Pressure In Congress Grows For GPS Tracking Reform After Supreme Court Passes On Cell Phone Case

Senators and House representatives this week are calling on Congress to act on bills that would limit location tracking and phone surveillance after the Supreme Court decided not to hear a cell phone case earlier this week.

The justices on Monday declined to review a federal court’s decision from earlier this year that police do not need a warrant to seize and search cell phone records that reveal a person’s location. That decision prompted privacy hawks on the Hill to reintroduce proposals, elevating the issue of cell phone tracking.

One bill comes from Senator Al Franken, a Democrat from Minnesota. Franken’s bill targets so-called “stalking” apps that abusers exploit to track the locations of victims. Franken’s bill would also require companies to obtain permission from consumers before they collected location data from them, as well as permission to share that data with third parties.

“My common sense bill will help a whole range of people affected by cyberstalking, including survivors of domestic violence, and it would finally outlaw unconscionable—but perfectly legal—smartphone apps that allow abusers to secretly track their victims,” Franken said in a news release this week. “My legislation doesn’t just protect victims of stalking, it would also give consumers more control over their very sensitive location data, allowing them to decide which companies can collect and share their location.”

Senator Ron Wyden, a Democrat from Oregon, also used the news of the Supreme Court decision to spotlight his GPS Act, which he has co-sponsored with Republican Congressman Jason Chaffetz. The bill would clarify how law enforcement agencies can use data without a warrant.

“It’s clear the courts won’t resolve this question any time soon, so Congress needs to step up and make sure that Americans’ cell phones aren’t being used as warrantless government GPS trackers,” Wyden said in a news release. “There shouldn’t be any question: The government needs to get a warrant whenever it wants to track Americans electronically, be it by phone, Stingray, or any other device.”

In addition to the senators’ bills, a group of lawmakers on the House Oversight Committee sent a letter demanding that federal agencies disclose how they use Stingray technology. Stingray devices act like cell phone towers and then allow law enforcement to collect information transmitted from mobile phones without warrants. Though the Department of Justice and Department of Homeland Security have reformed their Stingray practices and now require warrants in many instances, other federal agencies have not. Local law enforcement also uses the technology, often without warrants depending on local jurisdictions’ policies.
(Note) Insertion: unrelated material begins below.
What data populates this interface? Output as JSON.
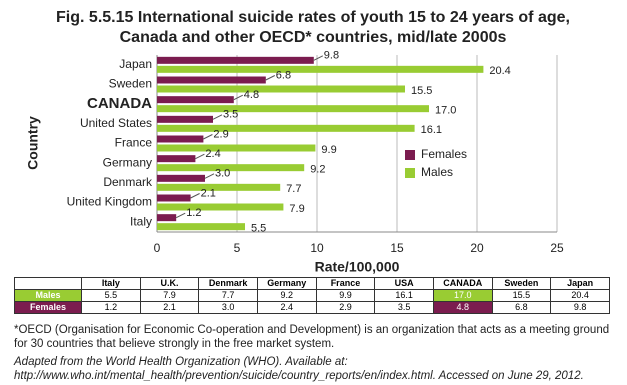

The lawmakers sent letters to 24 agencies, even the National Science Foundation. They likely sent the letter to a comprehensive list because of reports that many government agencies are exploring uses for Stingray technology. The Guardian recently exposed the IRS as possessing the technology. 

“As it was with DOJ and DHS before those agencies issued department-wide policies governing use of the devices, the Committee is concerned that other federal agencies may be governed by a patchwork of policies,” the committee wrote. “Those policies may permit the use of cell-site simulator devices through a lower standard than a search warrant obtained after a showing of probable cause.”

The Supreme Court passing on this issue means cell phone tracking reform now is volleyed to Congress, where it will have to maneuver through mounting gridlock. Though this week’s Supreme Court decision prompted more calls for action in Congress, it’s unlikely it will be tackled in a meaningful way until next year.